Ich war irritiert bis angewidert mit deutlichem Fluchtreflex als die vier mit mir in die Trambahn stiegen und sich nur unweit auf die Plätze über den Gang verteilten. Einer zog sein Handy aus der Tasche. Es setzte ein deutlich hörbarer Beat ein, auf den ein anderer zu rappen begann. Es wurde abwechselnd vorgetragen, teils improvisiert, teils aus dem Handy abgelesen. Alle trugen übrigens sehr vorbildlich dabei ihre Masken. Ich lauschte fasziniert, denn diese Lyrik so zu improvisieren, ist hohe Kunst. Irgendwann schauten sie auf, ob sie wohl die genannte Haltestelle, die auch meine war, bereits verpasst hätten. Statt auf die Anzeige zu schauen, stellte einer im Handyfahrplan fest, dass die erwartete Ankunftszeit noch ein paar Minuten entfernt sei und alle wandten sich wieder ihrer Beschäftigung zu.

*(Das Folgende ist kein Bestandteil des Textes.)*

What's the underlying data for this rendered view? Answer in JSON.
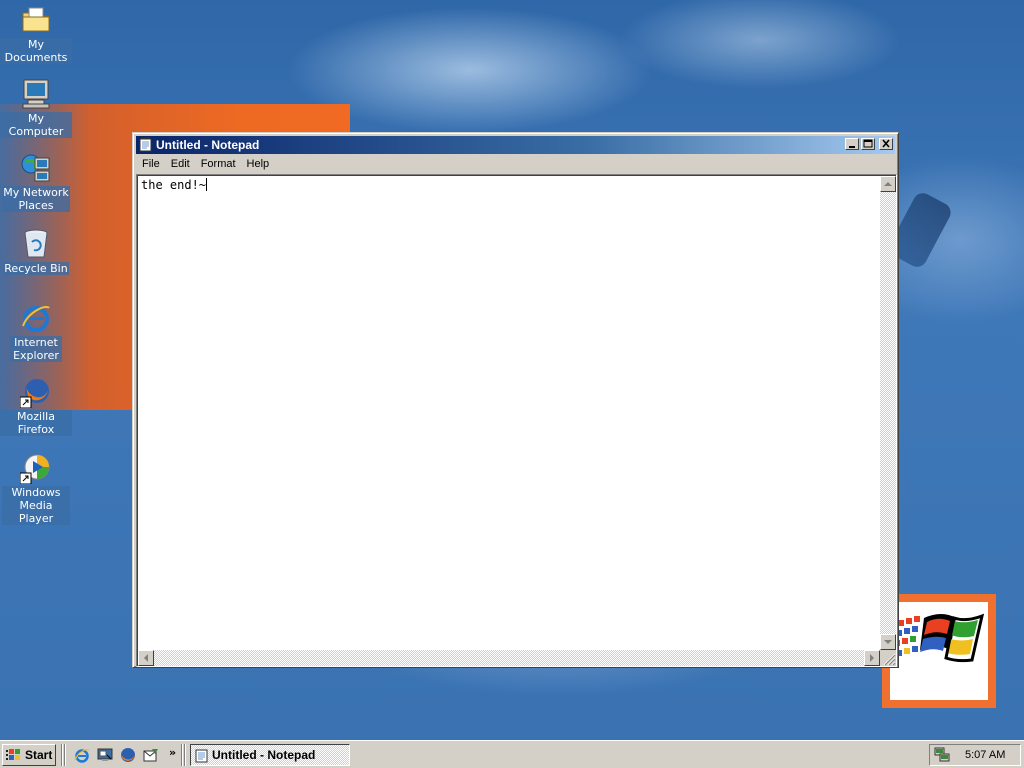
{
  "desktop": {
    "icons": [
      {
        "label": "My Documents",
        "icon": "folder-documents-icon"
      },
      {
        "label": "My Computer",
        "icon": "computer-icon"
      },
      {
        "label": "My Network Places",
        "icon": "network-icon"
      },
      {
        "label": "Recycle Bin",
        "icon": "recycle-bin-icon"
      },
      {
        "label": "Internet Explorer",
        "icon": "internet-explorer-icon"
      },
      {
        "label": "Mozilla Firefox",
        "icon": "firefox-icon"
      },
      {
        "label": "Windows Media Player",
        "icon": "media-player-icon"
      }
    ]
  },
  "notepad": {
    "title": "Untitled - Notepad",
    "menu": [
      "File",
      "Edit",
      "Format",
      "Help"
    ],
    "content": "the end!~",
    "controls": {
      "minimize": "_",
      "maximize": "□",
      "close": "×"
    }
  },
  "taskbar": {
    "start_label": "Start",
    "quick_launch": [
      "internet-explorer-icon",
      "show-desktop-icon",
      "firefox-icon",
      "outlook-express-icon"
    ],
    "chevron": "»",
    "active_task": "Untitled - Notepad",
    "clock": "5:07 AM"
  },
  "colors": {
    "desktop": "#3a6ea5",
    "title_active_start": "#0a246a",
    "title_active_end": "#a6caf0",
    "face": "#d4d0c8"
  }
}
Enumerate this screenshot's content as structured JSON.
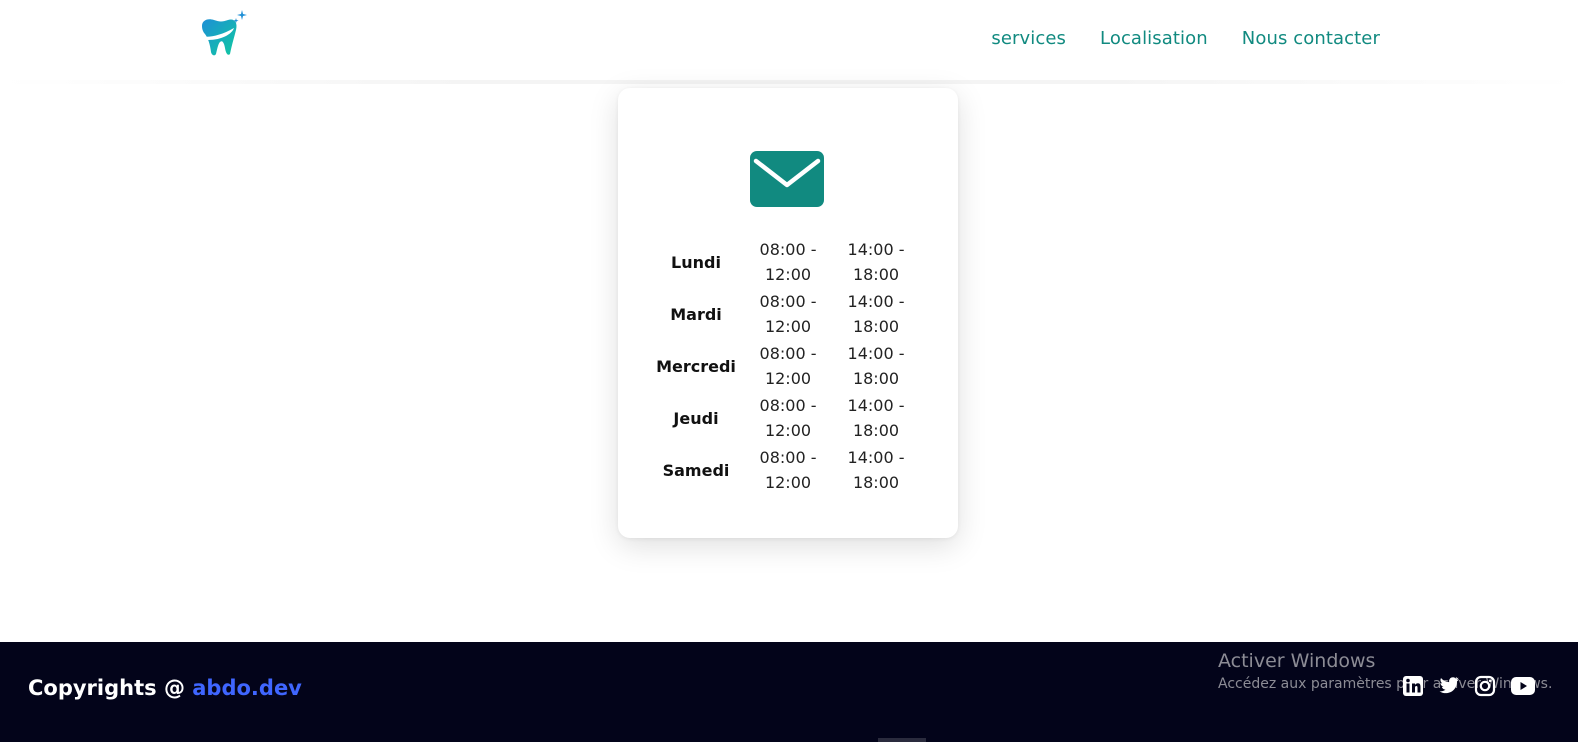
{
  "header": {
    "logo_name": "tooth-logo",
    "nav": [
      {
        "label": "services"
      },
      {
        "label": "Localisation"
      },
      {
        "label": "Nous contacter"
      }
    ]
  },
  "card": {
    "icon": "envelope-icon",
    "accent_color": "#118a80",
    "schedule": [
      {
        "day": "Lundi",
        "morning_start": "08:00 -",
        "morning_end": "12:00",
        "afternoon_start": "14:00 -",
        "afternoon_end": "18:00"
      },
      {
        "day": "Mardi",
        "morning_start": "08:00 -",
        "morning_end": "12:00",
        "afternoon_start": "14:00 -",
        "afternoon_end": "18:00"
      },
      {
        "day": "Mercredi",
        "morning_start": "08:00 -",
        "morning_end": "12:00",
        "afternoon_start": "14:00 -",
        "afternoon_end": "18:00"
      },
      {
        "day": "Jeudi",
        "morning_start": "08:00 -",
        "morning_end": "12:00",
        "afternoon_start": "14:00 -",
        "afternoon_end": "18:00"
      },
      {
        "day": "Samedi",
        "morning_start": "08:00 -",
        "morning_end": "12:00",
        "afternoon_start": "14:00 -",
        "afternoon_end": "18:00"
      }
    ]
  },
  "footer": {
    "copyright_prefix": "Copyrights @ ",
    "copyright_brand": "abdo.dev",
    "brand_color": "#3f66ff",
    "background_color": "#03041a",
    "activation_title": "Activer Windows",
    "activation_subtitle": "Accédez aux paramètres pour activer Windows.",
    "social_icons": [
      "linkedin-icon",
      "twitter-icon",
      "instagram-icon",
      "youtube-icon"
    ]
  }
}
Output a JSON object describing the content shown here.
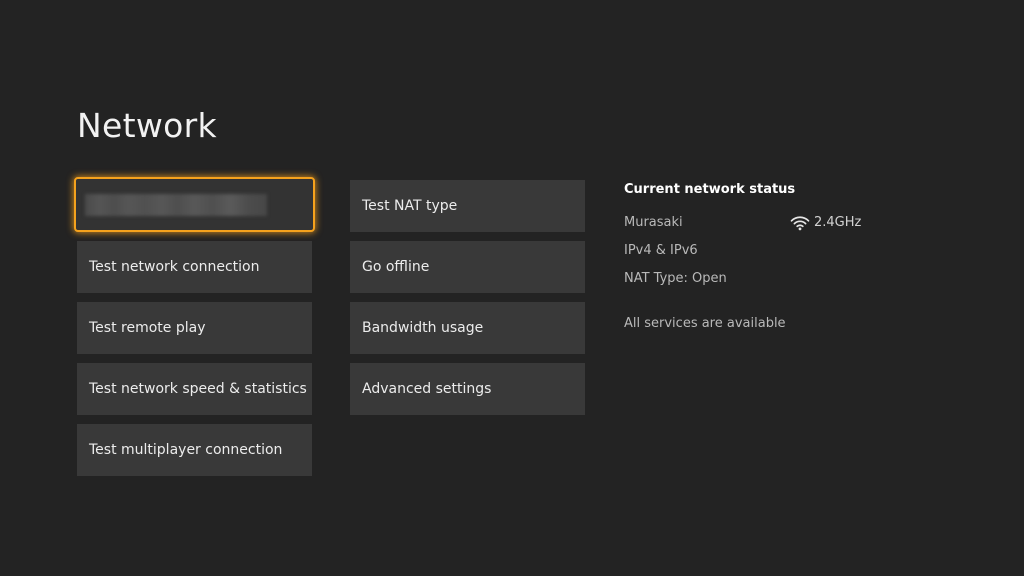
{
  "page": {
    "title": "Network"
  },
  "colors": {
    "background": "#232323",
    "tile": "#393939",
    "focus_accent": "#f5a21d"
  },
  "left_column": {
    "items": [
      {
        "label": "",
        "focused": true,
        "redacted": true
      },
      {
        "label": "Test network connection"
      },
      {
        "label": "Test remote play"
      },
      {
        "label": "Test network speed & statistics"
      },
      {
        "label": "Test multiplayer connection"
      }
    ]
  },
  "middle_column": {
    "items": [
      {
        "label": "Test NAT type"
      },
      {
        "label": "Go offline"
      },
      {
        "label": "Bandwidth usage"
      },
      {
        "label": "Advanced settings"
      }
    ]
  },
  "status": {
    "title": "Current network status",
    "network_name": "Murasaki",
    "signal_icon": "wifi-icon",
    "band": "2.4GHz",
    "ip_version": "IPv4 & IPv6",
    "nat_type": "NAT Type: Open",
    "services": "All services are available"
  }
}
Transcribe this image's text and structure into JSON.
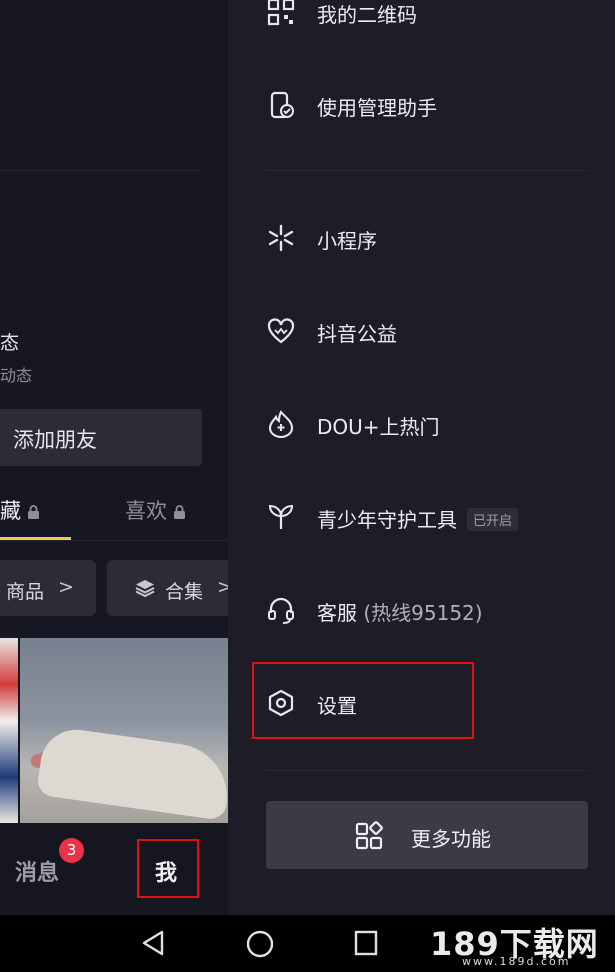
{
  "left_panel": {
    "dynamic_title": "态",
    "dynamic_subtitle": "动态",
    "add_friend_label": "添加朋友",
    "tabs": [
      {
        "label": "藏",
        "locked": true
      },
      {
        "label": "喜欢",
        "locked": true
      }
    ],
    "chips": [
      {
        "label": "商品",
        "chevron": ">"
      },
      {
        "label": "合集",
        "chevron": ">"
      }
    ],
    "bottom_tabs": {
      "messages_label": "消息",
      "messages_badge": "3",
      "me_label": "我"
    }
  },
  "drawer": {
    "items": [
      {
        "label": "我的二维码",
        "icon": "qr-code-icon"
      },
      {
        "label": "使用管理助手",
        "icon": "usage-manager-icon"
      },
      {
        "label": "小程序",
        "icon": "mini-program-icon"
      },
      {
        "label": "抖音公益",
        "icon": "charity-heart-icon"
      },
      {
        "label": "DOU+上热门",
        "icon": "dou-plus-icon"
      },
      {
        "label": "青少年守护工具",
        "icon": "sprout-icon",
        "tag": "已开启"
      },
      {
        "label": "客服",
        "sub": "(热线95152)",
        "icon": "headset-icon"
      },
      {
        "label": "设置",
        "icon": "settings-hexagon-icon"
      }
    ],
    "more_button_label": "更多功能"
  },
  "watermark": {
    "brand": "189下载网",
    "url": "www.189d.com"
  },
  "colors": {
    "background": "#15161f",
    "drawer": "#1c1d27",
    "highlight_box": "#dd1111",
    "badge": "#e8334b",
    "tab_underline": "#f2c94c"
  }
}
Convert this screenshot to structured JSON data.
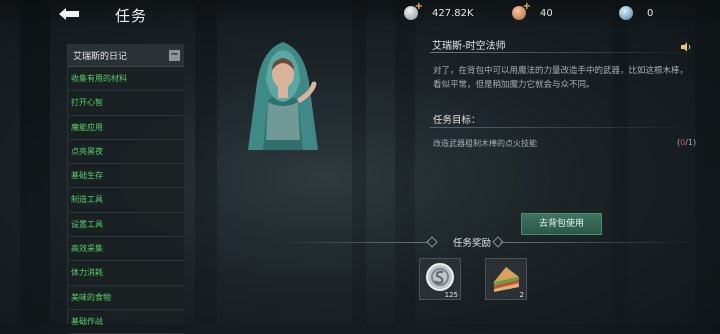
{
  "header": {
    "title": "任务",
    "currencies": [
      {
        "icon": "silver-coin-icon",
        "value": "427.82K"
      },
      {
        "icon": "food-icon",
        "value": "40"
      },
      {
        "icon": "gem-icon",
        "value": "0"
      }
    ]
  },
  "diary": {
    "title": "艾瑞斯的日记",
    "items": [
      "收集有用的材料",
      "打开心智",
      "魔能应用",
      "点亮黑夜",
      "基础生存",
      "制造工具",
      "设置工具",
      "高效采集",
      "体力消耗",
      "美味的食物",
      "基础作战"
    ]
  },
  "quest": {
    "npc_name": "艾瑞斯-时空法师",
    "dialog": "对了，在背包中可以用魔法的力量改造手中的武器，比如这根木棒，看似平常，但是稍加魔力它就会与众不同。",
    "goal_title": "任务目标：",
    "goal_text": "改造武器粗制木棒的点火技能",
    "goal_current": "0",
    "goal_total": "/1)",
    "goal_open": "(",
    "use_button": "去背包使用"
  },
  "rewards": {
    "title": "任务奖励",
    "items": [
      {
        "icon": "silver-coin-icon",
        "count": "125"
      },
      {
        "icon": "sandwich-icon",
        "count": "2"
      }
    ]
  },
  "colors": {
    "accent_green": "#58d06a",
    "progress_red": "#e04848",
    "button_green": "#3e7560"
  }
}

Als ich mich zum Aussteigen bereit machte, sah ich bei den Vieren kein Anzeichen von Vorbereitung. Im Gegenteil, sie waren völlig in ihre Rapperei vertieft. Da spürte ich ein bisschen Mutti in mir und rief ihnen zu: "Jungs, ihr müsst aussteigen, hier ist Lokschuppen!" Sie sprangen auf, verließen schnell hintereinander die Tram und bedankten sich draussen bei mir. Ich erklärte, ich hätte zugehört und wollte wissen, ob sie das alles improvisiert hätten. Einer bejahte meine Frage und alle bedankten sich wieder artig für mein Lob. Schließlich meinte einer, er fände es echt groß, dass ich sie auf die Haltestelle aufmerksam gemacht hätte und ein anderer sagte sowas wie "Voll die Ehrenfrau!"
Und so kam es, dass ich an einem Wochenende von vier Jugendlichen von Mutti zur Ehrenfrau erhoben und geadelt wurde.